Dies wird besonders bei den Lastenausgleichsabgaben deutlich. Diese erfassen einen wesentlichen Teil des Vermögens der Abgabepflichtigen und haben eine "Laufzeit" von fast drei Jahrzehnten. Hinzu kommt, daß diese Abgaben auf Grund eines umfangreichen Gesetzes erhoben werden mußten, das in vielen Abschnitten völlig neues Besteuerungsrecht darstellte. Die Gefahr einer ungleichmäßigen Besteuerung war hier insofern besonders groß, als eine Rechtsprechung weitgehend nicht vorlag und sich auch eine einheitliche Verwaltungsübung erst bilden mußte. Dies gilt um so mehr, als die Veranlagung dieser Abgaben innerhalb verhältnismäßig kurzer Zeit in einem Massenverfahren, das nahezu alle steuerpflichtigen Personen ergriff, durchgeführt werden mußte.

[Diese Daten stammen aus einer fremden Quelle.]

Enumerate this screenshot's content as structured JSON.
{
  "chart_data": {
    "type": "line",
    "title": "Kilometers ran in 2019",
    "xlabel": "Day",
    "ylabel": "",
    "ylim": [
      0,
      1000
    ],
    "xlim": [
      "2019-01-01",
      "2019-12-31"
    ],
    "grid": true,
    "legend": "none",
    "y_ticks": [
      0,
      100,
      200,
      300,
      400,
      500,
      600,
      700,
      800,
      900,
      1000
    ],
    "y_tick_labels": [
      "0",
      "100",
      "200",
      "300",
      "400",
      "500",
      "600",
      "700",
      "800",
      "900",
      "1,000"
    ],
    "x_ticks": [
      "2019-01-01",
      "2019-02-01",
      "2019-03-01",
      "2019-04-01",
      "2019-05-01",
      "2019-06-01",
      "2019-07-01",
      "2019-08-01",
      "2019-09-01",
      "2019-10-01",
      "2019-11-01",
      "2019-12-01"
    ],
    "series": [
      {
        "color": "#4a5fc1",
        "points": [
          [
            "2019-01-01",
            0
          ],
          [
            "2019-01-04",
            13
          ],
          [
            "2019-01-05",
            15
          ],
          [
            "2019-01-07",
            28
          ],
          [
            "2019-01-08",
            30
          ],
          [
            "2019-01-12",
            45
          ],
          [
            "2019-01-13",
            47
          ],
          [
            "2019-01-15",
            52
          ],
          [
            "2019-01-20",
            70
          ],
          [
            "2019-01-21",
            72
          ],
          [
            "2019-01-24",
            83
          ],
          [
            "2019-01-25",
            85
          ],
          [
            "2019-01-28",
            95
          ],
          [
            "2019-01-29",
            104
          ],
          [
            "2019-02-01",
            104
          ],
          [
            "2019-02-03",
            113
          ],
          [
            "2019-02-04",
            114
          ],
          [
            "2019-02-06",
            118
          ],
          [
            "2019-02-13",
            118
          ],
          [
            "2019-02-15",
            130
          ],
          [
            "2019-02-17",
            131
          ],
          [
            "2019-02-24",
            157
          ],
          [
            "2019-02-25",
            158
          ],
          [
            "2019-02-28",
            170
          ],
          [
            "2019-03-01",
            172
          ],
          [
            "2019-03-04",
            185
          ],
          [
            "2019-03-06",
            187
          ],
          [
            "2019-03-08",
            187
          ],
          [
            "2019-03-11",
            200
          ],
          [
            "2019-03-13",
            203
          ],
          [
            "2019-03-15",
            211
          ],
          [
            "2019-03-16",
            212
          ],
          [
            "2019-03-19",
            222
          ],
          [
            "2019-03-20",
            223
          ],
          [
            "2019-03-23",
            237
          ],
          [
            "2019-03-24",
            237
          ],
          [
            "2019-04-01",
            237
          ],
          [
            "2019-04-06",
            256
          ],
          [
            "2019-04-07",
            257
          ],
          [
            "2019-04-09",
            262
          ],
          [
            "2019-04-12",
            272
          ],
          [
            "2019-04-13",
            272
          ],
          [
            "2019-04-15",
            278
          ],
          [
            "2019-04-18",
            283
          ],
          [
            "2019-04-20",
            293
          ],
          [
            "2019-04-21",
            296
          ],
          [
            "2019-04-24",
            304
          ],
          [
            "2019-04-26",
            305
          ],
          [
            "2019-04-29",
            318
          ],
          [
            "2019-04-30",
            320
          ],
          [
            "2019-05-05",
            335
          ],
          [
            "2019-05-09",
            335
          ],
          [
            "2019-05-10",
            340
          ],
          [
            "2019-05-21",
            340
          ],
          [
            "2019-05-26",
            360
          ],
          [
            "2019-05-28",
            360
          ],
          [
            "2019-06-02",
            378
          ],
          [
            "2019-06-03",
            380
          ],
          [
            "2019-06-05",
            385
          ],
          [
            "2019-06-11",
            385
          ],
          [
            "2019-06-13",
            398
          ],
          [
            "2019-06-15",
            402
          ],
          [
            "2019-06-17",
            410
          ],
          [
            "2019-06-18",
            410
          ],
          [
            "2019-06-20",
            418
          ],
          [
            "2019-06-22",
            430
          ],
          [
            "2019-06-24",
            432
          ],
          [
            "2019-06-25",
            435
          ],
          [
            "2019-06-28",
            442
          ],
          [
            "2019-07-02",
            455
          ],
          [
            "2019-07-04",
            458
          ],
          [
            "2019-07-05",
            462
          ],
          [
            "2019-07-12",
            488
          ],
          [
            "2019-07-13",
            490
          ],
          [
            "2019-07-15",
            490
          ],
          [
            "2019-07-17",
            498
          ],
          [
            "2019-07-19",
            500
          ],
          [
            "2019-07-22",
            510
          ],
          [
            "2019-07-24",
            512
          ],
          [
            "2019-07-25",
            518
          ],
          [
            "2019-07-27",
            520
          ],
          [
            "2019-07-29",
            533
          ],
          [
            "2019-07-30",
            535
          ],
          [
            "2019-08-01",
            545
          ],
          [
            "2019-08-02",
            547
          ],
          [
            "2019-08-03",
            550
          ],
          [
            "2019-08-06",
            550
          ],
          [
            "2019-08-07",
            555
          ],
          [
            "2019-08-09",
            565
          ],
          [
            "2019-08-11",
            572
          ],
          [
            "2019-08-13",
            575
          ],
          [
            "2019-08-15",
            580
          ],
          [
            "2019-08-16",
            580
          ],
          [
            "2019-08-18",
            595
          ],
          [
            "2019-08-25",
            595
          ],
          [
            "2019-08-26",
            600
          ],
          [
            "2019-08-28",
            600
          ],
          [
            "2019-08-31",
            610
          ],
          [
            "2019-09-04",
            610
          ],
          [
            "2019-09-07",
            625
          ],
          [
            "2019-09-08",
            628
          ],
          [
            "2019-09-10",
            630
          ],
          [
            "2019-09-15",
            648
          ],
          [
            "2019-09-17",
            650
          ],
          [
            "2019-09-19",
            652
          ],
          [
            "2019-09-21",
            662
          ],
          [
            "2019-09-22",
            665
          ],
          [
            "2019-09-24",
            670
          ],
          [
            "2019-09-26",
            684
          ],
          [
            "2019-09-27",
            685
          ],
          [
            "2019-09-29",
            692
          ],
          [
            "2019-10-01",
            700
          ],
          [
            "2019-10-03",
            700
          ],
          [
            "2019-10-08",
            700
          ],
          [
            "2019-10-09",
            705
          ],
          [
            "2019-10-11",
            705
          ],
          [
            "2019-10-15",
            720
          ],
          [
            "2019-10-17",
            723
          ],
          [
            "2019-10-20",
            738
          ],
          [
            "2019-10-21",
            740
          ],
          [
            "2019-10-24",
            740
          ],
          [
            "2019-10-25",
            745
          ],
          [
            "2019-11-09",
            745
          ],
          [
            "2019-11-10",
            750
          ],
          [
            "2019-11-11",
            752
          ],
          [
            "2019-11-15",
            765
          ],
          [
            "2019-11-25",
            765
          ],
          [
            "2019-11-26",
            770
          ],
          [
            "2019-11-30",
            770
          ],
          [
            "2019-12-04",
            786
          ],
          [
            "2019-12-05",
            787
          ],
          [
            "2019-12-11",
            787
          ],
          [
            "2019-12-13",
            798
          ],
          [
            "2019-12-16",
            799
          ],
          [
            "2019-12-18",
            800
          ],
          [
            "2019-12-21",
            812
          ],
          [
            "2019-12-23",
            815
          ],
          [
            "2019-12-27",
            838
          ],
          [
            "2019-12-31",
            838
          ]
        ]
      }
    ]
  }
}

Bei der Beurteilung der gesetzgeberischen Erwägungen ist auch zu berücksichtigen, daß die Berichtigung von Fehlern, auch dort wo sie zuungunsten des Steuerpflichtigen gemäß § 222 Abs. 1 Ziff. 3 AO zulässig ist, im Interesse der Steuerpflichtigen eine zeitliche Grenze in dem Ablauf der Verjährungsfrist findet. Die Verjährungsfrist beträgt bei den hier in Frage kommenden Steuern grundsätzlich fünf Jahre. Ist dieser verhältnismäßig kurze Zeitraum verstrichen, so können die verjährten Zins- und Tilgungsleistungen (vgl. § 203 Abs. 3 LAG) auch im Wege einer Berichtigung des Abgabebescheids nicht mehr nachgefordert werden.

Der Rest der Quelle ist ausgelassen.